Fifth, community trust must remain central to containment efforts.
Public fear, misinformation, stigma, and distrust of authorities can undermine even the best medical interventions. Local leaders, faith leaders, women’s groups, survivors, and community health workers are not peripheral actors in an Ebola response. They are central to containment.
Sixth, the world must invest in operational capacity and not simply pledges.
During my testimony before Congress, I emphasized that humanitarian organizations often had the expertise and willingness to respond but lacked the logistical support, rapid financing, transport systems, laboratory surge capacity, and emergency staffing mechanisms necessary to move at the speed outbreaks require.
That remains true today.
The global community must also stop treating health system strengthening as optional charity rather than collective security. Ebola, Covid-19, mpox, cholera, and measles all point to the same reality: fragile health systems anywhere can become a threat everywhere.

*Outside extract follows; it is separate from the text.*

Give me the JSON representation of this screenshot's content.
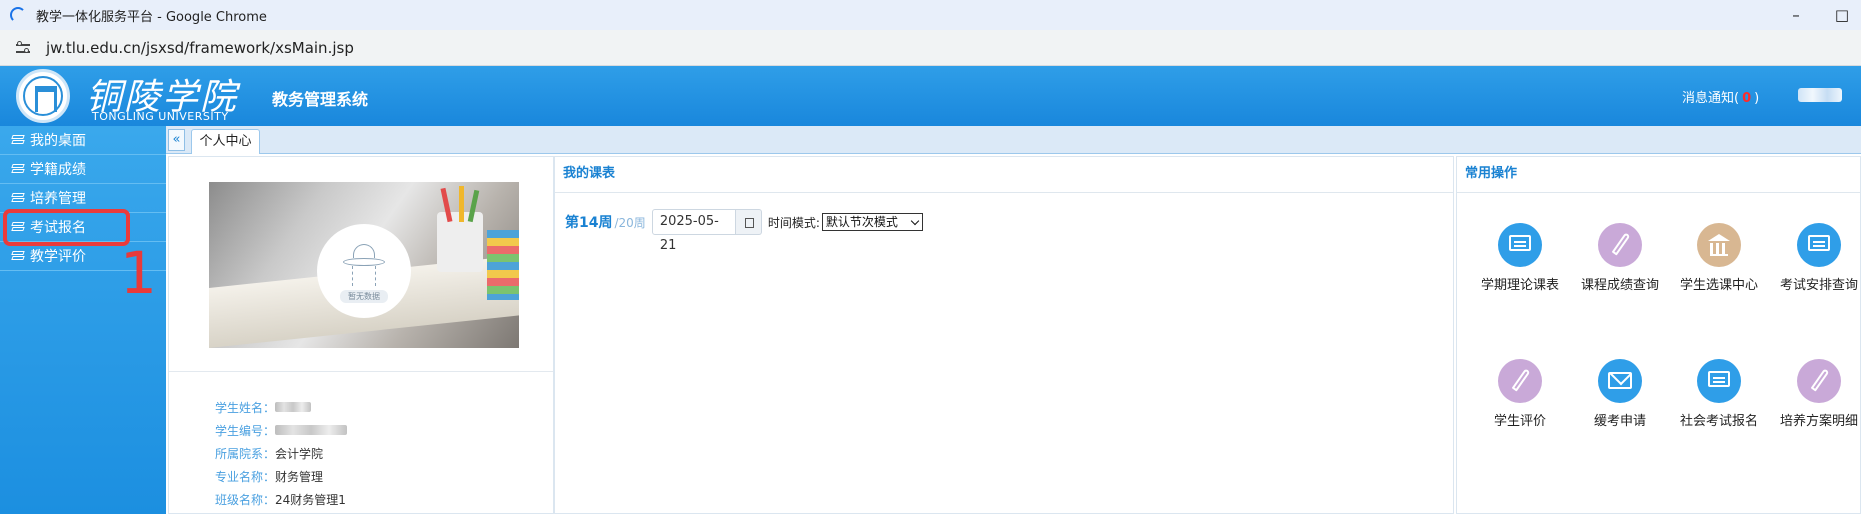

We often speak about “lessons learned” after every major outbreak. But lessons are meaningless if they are not institutionalized through sustained investment, operational readiness, and political will.
In 2014, the world eventually mobilized enormous resources to stop Ebola in West Africa. But that mobilization came after thousands had already died and entire countries had been pushed to the brink.
We cannot afford another delayed response driven by panic instead of preparedness.
The world already knows what needs to be done. The only question is whether we are willing to act before this crisis becomes far worse.
Rabih Torbay is CEO of Project HOPE.